Meet: Deaf writer and actress Sophie Woolley, in South Africa!

Posted on March 22, 2013

Two weeks ago, we brought you the latest episode of Sophie Woolley’s hilarious web series, Deaf Faker, in which she plays a hearing journalist called Charlotte Loud who is trying to find out about ‘the deaf way.’ Sophie is currently away in South Africa so we decided to ask her all about living abroad, her writing, and of course, playing Charlotte Loud… 

What are you doing in South Africa?

I was thinking of doing this interview in character as Charlotte Loud in which case I’d say “I’ve come here to try and forget,” following the thwarted romance in episode 6. But speaking for myself – I’m here for the sunshine and adventure, to see more of the world. My husband has work here for a while and we’ll explore Southern and East Africa- Namibia, Botswana, Zimbabwe and Mozambique.


Do you miss Blighty?

I seem to be missing a really shocking winter but I also miss my family and friends, the transport infrastructure, the Typetalk and the subtitled TV. But mainly I think I live in the right place right now. It’s very dreamlike and beautiful, as well as a place of tragic news stories and extremes.

We have to ask, what did you make of the Oscar Pistorius situation?

South Africa is full of ‘you couldn’t make it up’ stories like this. But usually about people who weren’t well loved heroes. Apart from the shooting of Steenkamp, it is tragic that one of the country’s few national heroes has disgraced himself in such an unbearably terrible way.

No one I know here seems particularly interested in talking about it. They sort of shake their head sadly and change the subject. Someone said the gun thing was to do with a hangover from farming culture. I’m following the story anyway. Including the debates about race that come out of it – nationally and internationally.

How deaf aware is South Africa?

It’s been a pleasant surprise. You’d think it would be really scary and hard but it’s lovely! It’s much less stressful than London in one sense, people seem laid back and calm, and open and friendly, so the reaction on telling people I’m deaf isn’t annoying here. Everyone seems to have seen it all before. They don’t get nervous or go weird, or impatient or anything like that.

Perhaps it’s partly because there are 11 official languages here and so people are better at communicating.

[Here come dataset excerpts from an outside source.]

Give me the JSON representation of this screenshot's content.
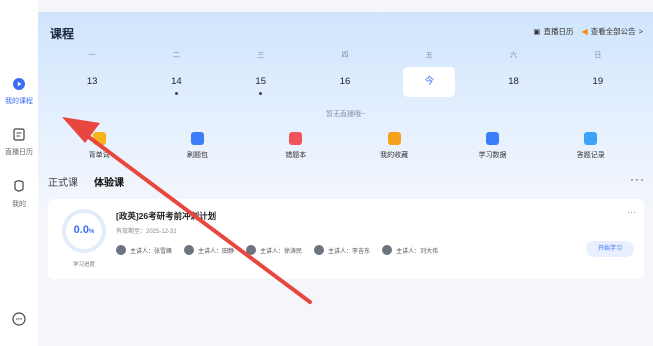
{
  "sidebar": {
    "items": [
      {
        "label": "我的课程",
        "icon": "play-circle-icon",
        "active": true
      },
      {
        "label": "直播日历",
        "icon": "calendar-icon"
      },
      {
        "label": "我的",
        "icon": "profile-icon"
      }
    ],
    "help_icon": "chat-bubble-icon"
  },
  "header": {
    "title": "课程",
    "calendar_link": "直播日历",
    "notice_link": "查看全部公告",
    "chevron": ">"
  },
  "calendar": {
    "weekdays": [
      "一",
      "二",
      "三",
      "四",
      "五",
      "六",
      "日"
    ],
    "days": [
      {
        "label": "13",
        "dot": false
      },
      {
        "label": "14",
        "dot": true
      },
      {
        "label": "15",
        "dot": true
      },
      {
        "label": "16",
        "dot": false
      },
      {
        "label": "今",
        "dot": false,
        "today": true
      },
      {
        "label": "18",
        "dot": false
      },
      {
        "label": "19",
        "dot": false
      }
    ],
    "empty_text": "暂无直播哦~"
  },
  "shortcuts": [
    {
      "label": "背单词",
      "color": "#f6b21b"
    },
    {
      "label": "刷题包",
      "color": "#3c7dfb"
    },
    {
      "label": "错题本",
      "color": "#f0535a"
    },
    {
      "label": "我的收藏",
      "color": "#f6a01b"
    },
    {
      "label": "学习数据",
      "color": "#3c7dfb"
    },
    {
      "label": "答题记录",
      "color": "#3ca3fb"
    }
  ],
  "tabs": [
    {
      "label": "正式课",
      "active": false
    },
    {
      "label": "体验课",
      "active": true
    }
  ],
  "tabs_more": "···",
  "course": {
    "progress": "0.0",
    "progress_unit": "%",
    "progress_label": "学习进度",
    "title": "[政英]26考研考前冲刺计划",
    "expiry": "有效期至：2025-12-31",
    "menu": "···",
    "teachers": [
      {
        "label": "主讲人：张雪峰"
      },
      {
        "label": "主讲人：田静"
      },
      {
        "label": "主讲人：徐涛民"
      },
      {
        "label": "主讲人：李吉东"
      },
      {
        "label": "主讲人：刘大伟"
      }
    ],
    "start_button": "开始学习"
  },
  "colors": {
    "accent": "#3b6cf5",
    "annotation_arrow": "#e8473f"
  }
}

On the other hand the accents, particularly the strong Afrikaans accent can trip me up. But The brain is an amazing tool, I’ve got better at lipreading the accents. But I still cannot understand most of what is said, without a lot of repetition and questions – but I have that in the uk as well.

The constitution of South Africa is pretty progressive so there are laws about equality here. But the money isn’t there to make the equality come true. Imagine living somewhere with no free decent hearing aids, Typetalk, no subtitled theatre or film screenings, no generous funding of deaf arts and (apparently) just 47 registered interpreters in the whole country! but South Africa does have interpreters on the TV news. Some of the programmes are in Xhosa, Zulu, Afrikaans etc so will have subtitles. I don’t have a TV though.

Pick n Pay, the national supermarket here, likes to employ deaf people I think, as there is a Deaf guy at my local and someone at my sign class said there was a Deaf guy at her one too.

What are you writing, and has being away affected your work?

A radio sitcom and a stageplay. Writing is easy. Of course the face to face stuff is impossible but I’ll be back in due course to get stuck in.

Will there be any South African influences in future episodes of Deaf Faker?

Prince Harry recently visited Lesotho in Southern Africa and was photographed dancing with some deaf school children – a blatant attempt to manipulate my sympathies towards him by standing near some cute deaf kids.

Ideally I’d do an episode where Charlotte Loud is doing a charity visit to a deaf school to try and impress the deaf community back in UK, in particular Matthew Gurney. She would look really good surrounded by lots of photogenic deaf kids who want to be on TV. And who can blame her? She will far look more impressive than when sitting next to a polite deaf bloke who doesn’t really like her.

She can hang out with a bunch of South African deaf kids and have a bit of a cry about how shockingly amazing the children are (who knew?) and be so moved it will change her, just as meeting Matthew changed her. But for now it’s a pipe dream. I don’t know if I’ll have the resources to make this idea a reality.

How do you think the character of Charlotte has progressed?

Story wise, I hope it comes across in the episodes that Charlotte is having to adjust her perception of deaf people as she goes along. So I’m not just laughing at a daft hearing person, Charlotte is hopefully someone who will become more vulnerable, more complex. I’m not sure about likeable, I’ve not played her as such.

But I see the narrative arc in that way, a character moving from ignorant prejudice to an increasing knowledge and understanding, initially inspired by an attraction, as well as the usual narcissism and self consciousness common to our generation.

It’s late and scorchio here in Cape Town, and I’m rambling and there is a massive, hideous looking insect climbing in through my window…

We shall just have to see what the reaction is to the latest episode. Caroline O Neil and Mark Williams the director-producers did an completely brilliant job on the last two episodes. Check out the final shot on episode 6, it’s beautiful.